Valeria melihat wajah Rachel semakin pucat " Ada apa denganmu, Nak?" tanya Valeria mendekati Rachel.


" Entahlah Aunty, Kepala ku pusing dan perutku terasa nyeri" jawab Rachel dengan suara lirih.hingga Rachel terkulai lemah dan jatuh pingsan, Untungnya saja Valeria berdiri di hadapannya.dan menahan tubuh Rachel.


"Oliver!... cepat bawa adikmu ke kamarnya!"Hardik Valeria yang menjadi panik melihat Rachel terkulai lemah tak berdaya.


Oliver segera menggendong Rachel dan membawa ke kamar tamu yang sekarang di tempati oleh Rachel, Valeria mengikuti Oliver dari belakang wajahnya terlihat panik. begitu juga dengan Orion


" Ada apa Ini?" Tanya Anson melihat Rachel terkulai tak berdaya sedang di gendong Oliver.


"Entahlah uncle " Jawab Oliver sekenanya dan melangkahkan kakinya menuju kamar tamu.

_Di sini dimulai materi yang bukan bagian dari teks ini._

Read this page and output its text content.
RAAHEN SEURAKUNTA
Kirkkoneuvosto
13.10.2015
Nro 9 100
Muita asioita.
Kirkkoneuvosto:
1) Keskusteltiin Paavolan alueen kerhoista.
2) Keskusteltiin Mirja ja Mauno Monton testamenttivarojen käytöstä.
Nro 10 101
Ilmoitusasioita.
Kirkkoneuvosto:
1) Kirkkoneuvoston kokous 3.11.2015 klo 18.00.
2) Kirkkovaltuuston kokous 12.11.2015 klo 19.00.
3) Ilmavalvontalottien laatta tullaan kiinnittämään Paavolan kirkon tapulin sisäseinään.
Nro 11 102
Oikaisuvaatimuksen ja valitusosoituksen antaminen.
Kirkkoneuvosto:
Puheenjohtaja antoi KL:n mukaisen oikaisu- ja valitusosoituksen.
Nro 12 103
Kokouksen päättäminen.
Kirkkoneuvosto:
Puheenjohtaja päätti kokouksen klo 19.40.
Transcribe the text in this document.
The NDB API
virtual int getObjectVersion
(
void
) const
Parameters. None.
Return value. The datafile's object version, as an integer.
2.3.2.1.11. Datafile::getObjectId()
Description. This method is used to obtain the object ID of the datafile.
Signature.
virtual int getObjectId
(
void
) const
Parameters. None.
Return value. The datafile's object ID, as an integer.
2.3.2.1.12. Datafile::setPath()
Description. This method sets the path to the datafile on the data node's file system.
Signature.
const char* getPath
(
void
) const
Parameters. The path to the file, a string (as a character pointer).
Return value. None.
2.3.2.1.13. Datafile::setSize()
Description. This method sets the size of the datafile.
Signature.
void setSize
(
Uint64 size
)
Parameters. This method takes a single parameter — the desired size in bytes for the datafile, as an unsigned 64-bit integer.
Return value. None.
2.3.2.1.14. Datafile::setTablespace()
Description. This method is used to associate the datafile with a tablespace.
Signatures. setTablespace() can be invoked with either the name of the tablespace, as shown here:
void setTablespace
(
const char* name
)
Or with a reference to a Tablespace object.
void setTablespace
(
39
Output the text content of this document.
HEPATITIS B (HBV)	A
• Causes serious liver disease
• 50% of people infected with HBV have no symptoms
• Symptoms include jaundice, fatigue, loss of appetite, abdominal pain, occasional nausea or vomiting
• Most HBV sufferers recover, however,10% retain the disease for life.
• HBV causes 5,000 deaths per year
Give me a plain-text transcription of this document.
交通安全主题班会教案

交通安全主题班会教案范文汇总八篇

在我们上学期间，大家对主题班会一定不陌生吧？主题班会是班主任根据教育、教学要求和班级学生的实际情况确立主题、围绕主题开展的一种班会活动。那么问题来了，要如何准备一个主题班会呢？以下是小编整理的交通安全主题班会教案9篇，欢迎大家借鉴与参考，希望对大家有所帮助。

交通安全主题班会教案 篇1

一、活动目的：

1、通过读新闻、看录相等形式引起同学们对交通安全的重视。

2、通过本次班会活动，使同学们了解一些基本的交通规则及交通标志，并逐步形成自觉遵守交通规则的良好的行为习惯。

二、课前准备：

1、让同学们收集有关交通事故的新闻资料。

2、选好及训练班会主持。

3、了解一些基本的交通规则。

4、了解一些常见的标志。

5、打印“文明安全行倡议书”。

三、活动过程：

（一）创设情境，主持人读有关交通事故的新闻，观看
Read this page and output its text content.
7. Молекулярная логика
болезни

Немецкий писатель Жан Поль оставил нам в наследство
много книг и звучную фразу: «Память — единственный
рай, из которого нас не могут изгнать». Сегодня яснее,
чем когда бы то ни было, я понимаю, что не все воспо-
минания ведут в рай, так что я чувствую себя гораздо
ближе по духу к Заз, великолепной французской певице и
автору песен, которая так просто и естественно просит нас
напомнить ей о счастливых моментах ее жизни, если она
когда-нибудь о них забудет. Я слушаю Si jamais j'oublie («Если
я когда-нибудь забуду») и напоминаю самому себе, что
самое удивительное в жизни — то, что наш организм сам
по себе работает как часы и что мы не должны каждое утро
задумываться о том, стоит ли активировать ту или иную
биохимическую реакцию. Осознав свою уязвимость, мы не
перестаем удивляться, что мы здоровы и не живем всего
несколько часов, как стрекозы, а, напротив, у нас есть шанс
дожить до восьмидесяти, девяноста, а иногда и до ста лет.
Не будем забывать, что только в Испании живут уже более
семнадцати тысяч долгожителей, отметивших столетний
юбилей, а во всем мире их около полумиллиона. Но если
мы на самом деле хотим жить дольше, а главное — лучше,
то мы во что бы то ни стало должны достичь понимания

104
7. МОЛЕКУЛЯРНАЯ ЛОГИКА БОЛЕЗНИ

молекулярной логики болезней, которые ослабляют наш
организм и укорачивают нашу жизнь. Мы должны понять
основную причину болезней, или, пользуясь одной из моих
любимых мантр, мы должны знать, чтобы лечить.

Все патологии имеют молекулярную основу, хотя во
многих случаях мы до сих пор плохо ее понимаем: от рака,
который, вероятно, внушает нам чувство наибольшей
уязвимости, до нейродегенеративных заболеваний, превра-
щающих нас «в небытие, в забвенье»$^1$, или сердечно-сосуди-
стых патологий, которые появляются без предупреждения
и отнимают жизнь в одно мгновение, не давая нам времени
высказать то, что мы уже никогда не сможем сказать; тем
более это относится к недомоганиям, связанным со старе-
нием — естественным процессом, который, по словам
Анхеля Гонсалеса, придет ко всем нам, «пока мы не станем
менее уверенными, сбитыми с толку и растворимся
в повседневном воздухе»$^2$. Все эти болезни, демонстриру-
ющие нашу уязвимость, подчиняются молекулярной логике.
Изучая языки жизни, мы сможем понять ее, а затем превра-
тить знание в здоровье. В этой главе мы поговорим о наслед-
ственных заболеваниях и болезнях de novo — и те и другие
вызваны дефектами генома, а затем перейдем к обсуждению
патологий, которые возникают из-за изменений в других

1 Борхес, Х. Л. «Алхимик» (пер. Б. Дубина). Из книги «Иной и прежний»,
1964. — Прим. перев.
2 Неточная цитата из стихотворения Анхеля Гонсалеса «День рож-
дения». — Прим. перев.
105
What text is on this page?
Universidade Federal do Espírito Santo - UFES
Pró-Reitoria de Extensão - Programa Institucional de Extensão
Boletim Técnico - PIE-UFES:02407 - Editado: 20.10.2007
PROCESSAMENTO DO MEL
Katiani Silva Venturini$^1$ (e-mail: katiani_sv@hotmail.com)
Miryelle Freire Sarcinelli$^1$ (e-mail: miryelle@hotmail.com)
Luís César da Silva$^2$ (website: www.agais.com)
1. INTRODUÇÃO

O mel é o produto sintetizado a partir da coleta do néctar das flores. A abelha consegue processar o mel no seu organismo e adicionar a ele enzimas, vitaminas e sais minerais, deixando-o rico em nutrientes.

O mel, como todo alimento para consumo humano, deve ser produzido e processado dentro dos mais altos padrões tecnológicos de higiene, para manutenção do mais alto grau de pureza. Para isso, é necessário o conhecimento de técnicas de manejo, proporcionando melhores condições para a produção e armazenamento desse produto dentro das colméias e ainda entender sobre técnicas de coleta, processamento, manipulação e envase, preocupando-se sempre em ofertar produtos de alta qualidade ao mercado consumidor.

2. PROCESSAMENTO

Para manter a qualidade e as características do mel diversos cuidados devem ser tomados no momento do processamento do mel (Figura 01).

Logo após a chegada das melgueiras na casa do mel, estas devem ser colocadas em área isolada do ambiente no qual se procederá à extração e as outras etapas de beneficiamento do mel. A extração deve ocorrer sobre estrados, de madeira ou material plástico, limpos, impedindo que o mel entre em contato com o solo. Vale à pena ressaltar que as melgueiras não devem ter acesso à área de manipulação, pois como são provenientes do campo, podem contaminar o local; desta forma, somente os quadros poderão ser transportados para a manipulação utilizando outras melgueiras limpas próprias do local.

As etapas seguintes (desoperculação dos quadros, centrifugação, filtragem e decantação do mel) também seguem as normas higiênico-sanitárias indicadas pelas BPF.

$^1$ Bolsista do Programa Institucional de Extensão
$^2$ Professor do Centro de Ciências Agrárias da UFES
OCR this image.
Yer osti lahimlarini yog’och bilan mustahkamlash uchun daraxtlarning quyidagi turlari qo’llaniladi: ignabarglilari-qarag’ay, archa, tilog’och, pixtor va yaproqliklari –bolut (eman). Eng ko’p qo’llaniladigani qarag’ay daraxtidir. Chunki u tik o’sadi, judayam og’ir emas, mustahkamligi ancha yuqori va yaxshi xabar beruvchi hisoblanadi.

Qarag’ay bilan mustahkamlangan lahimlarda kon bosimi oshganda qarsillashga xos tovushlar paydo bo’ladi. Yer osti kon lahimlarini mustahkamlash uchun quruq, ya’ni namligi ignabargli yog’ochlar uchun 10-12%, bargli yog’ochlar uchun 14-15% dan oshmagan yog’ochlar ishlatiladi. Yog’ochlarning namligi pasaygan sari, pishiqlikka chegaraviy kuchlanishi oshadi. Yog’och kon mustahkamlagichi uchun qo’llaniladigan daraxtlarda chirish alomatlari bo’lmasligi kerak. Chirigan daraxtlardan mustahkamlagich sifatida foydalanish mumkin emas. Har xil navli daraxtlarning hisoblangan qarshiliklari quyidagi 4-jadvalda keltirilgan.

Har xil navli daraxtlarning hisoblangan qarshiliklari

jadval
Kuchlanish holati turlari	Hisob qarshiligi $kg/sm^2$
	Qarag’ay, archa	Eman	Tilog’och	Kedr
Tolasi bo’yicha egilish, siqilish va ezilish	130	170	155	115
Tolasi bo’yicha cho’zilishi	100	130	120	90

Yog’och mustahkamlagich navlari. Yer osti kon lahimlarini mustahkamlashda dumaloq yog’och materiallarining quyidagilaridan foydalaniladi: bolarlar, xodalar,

Evita segera menghubungi Alena, Dokter keluarga Agam, yang di percayakan memeriksa menantu perempuan keluarga Agam .


Perlahan-Lahan Oliver menaruh Tubuh Rachel di atas tempat tidur. Semua tampak cemas menatap Rachel.


Evita menanti Elena di depan pintu Mansion.


Setelah sepuluh menit berlalu, Dokter Alena datang.


" Nyonya Evita, selamat siang" sapa Alena.


" Ayo... Dokter Tolong putriku?" ucap Evita menggandeng tangan Alena.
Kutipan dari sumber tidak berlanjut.